The same principle applies to Value Investing:

- The Industry ‘Wok Hei’: If you are not in or close to the industry, if you don’t understand the competitive intensity or the regulatory hurdles (the ‘fresh ingredients’), it is difficult to appreciate a company’s superior performance. AI might show a great margin, but you won’t know how tough it was to achieve that margin.
- The B2B Complexity: Consider B2B Business Models. These are often far more nuanced than B2C. A successful B2B company might have a revenue stream that seems stable at $3 billion for years, and then suddenly jumps to $6.5 billion (like the example of a successful company’s growth trend shown in the session). AI can plot the jump, but only a human analyst who understands the long sales cycles, the deep client integration, and the high switching costs can truly grasp the significance of that inflection point for Long-term Wealth creation. It’s the difference between seeing a line go up and understanding the 10 years of perseverance that led to the vertical leap.

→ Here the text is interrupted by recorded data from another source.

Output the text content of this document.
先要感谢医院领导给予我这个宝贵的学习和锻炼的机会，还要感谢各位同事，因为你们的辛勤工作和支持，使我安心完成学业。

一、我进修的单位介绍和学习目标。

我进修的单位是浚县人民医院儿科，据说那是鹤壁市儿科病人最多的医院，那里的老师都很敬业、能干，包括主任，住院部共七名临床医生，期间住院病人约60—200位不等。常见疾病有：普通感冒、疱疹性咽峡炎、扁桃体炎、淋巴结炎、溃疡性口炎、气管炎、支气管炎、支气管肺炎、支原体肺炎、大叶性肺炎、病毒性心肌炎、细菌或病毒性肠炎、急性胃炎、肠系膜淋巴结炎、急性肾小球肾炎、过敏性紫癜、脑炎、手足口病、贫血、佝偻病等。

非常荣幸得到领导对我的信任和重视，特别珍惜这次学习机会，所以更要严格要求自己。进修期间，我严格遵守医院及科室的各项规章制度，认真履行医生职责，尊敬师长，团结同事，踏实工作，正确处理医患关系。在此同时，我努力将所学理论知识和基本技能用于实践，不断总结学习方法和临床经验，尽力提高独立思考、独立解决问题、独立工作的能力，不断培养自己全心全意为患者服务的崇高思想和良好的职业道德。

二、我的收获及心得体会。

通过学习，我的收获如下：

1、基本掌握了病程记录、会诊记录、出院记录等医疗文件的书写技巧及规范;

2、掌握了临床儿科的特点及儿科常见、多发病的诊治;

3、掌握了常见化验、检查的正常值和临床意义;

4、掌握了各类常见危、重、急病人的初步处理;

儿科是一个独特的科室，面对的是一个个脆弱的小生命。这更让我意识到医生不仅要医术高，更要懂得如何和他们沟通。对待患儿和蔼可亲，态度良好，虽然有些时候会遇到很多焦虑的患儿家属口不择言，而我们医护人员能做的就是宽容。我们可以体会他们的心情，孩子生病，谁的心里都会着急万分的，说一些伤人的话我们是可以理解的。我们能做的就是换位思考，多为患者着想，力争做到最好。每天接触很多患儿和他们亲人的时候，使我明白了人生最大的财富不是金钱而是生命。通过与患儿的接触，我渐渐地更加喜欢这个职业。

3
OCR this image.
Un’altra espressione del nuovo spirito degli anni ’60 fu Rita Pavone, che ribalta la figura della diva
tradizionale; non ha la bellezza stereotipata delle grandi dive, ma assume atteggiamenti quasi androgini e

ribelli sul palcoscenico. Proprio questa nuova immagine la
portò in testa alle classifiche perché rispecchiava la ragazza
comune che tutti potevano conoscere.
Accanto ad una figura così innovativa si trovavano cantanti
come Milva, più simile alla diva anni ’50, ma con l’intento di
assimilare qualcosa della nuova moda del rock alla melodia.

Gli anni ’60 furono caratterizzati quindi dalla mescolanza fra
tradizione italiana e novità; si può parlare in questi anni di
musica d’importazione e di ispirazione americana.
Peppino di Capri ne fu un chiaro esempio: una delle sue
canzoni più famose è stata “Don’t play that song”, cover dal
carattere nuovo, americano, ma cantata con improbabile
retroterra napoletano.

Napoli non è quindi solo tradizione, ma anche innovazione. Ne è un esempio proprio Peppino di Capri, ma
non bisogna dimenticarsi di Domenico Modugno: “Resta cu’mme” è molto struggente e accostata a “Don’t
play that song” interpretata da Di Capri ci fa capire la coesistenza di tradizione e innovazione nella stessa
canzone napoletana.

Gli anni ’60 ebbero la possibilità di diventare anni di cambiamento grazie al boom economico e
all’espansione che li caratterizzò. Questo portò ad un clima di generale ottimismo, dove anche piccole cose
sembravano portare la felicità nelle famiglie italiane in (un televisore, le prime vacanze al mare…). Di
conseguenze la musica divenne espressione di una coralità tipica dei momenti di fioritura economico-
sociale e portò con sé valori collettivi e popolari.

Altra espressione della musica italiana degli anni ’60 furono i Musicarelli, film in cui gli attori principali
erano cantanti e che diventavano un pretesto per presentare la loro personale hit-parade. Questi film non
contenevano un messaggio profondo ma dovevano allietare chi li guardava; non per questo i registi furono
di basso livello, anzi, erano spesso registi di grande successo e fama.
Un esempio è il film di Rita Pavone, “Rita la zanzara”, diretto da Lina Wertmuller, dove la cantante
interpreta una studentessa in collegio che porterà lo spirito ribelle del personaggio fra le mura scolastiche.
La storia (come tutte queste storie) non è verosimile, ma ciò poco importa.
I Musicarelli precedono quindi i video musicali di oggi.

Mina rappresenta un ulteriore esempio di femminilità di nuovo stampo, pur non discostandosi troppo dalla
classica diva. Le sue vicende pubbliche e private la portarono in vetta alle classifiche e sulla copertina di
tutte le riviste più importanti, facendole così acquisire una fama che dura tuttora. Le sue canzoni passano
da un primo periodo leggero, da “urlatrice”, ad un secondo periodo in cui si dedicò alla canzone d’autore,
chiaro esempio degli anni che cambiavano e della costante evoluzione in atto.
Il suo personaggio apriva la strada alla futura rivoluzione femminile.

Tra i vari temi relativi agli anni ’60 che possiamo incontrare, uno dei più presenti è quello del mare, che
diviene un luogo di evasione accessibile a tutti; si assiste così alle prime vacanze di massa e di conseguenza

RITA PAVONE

Moats, Mentality, and The Long Game
Let’s look at the classic example of Ferrari, a company whose brand value is its ultimate moat. AI can quickly tell you about its product line and revenue streams. However, the qualitative insights are what truly matter to the Value Investing approach.
As shared in the session, highlighted an astonishing truth: buying a Ferrari requires an interview process.
“In other word, the buyer that so-called the Ferrari customer right need to go through interview one. It’s not everyone can buy Ferrari one. You need to go through this series of interview…”
This isn’t about sales; it’s about brand protection and cultural curation. The company is actively managing its scarcity and prestige. AI can report this fact, but the human investor must ask: What is the long-term monetary value of a brand that interviews its own customers?
This is a qualitative insight that goes straight to the heart of the company’s moat, its pricing power, and its ability to generate sustainable returns for Long-term Wealth. This judgment call cannot be automated.
Invest Better, Grow Better, The Human Way
The landscape of company analysis has changed forever. AI in Finance tools are here to stay, and they are immensely helpful for processing the flood of information that comes with every quarterly earning update and news cycle.
They are fantastic for:
- Quickly summarizing a founder’s vision.
- Tracing funding milestones.
- Checking basic valuation metrics (like those provided by Fiscal AI).
But the core of Value Investing—understanding the human story, assessing the depth of the moat, appreciating the management’s discipline (the Confucian spirit), and making a long-term judgment call on growth potential—is still a thoroughly human endeavor.
We must leverage the machine’s speed to free up our time to focus on what matters most: wisdom, judgment, and patience.
Let’s invest better, grow better, and in that day, let’s enjoy our fruit of labor and enjoy life.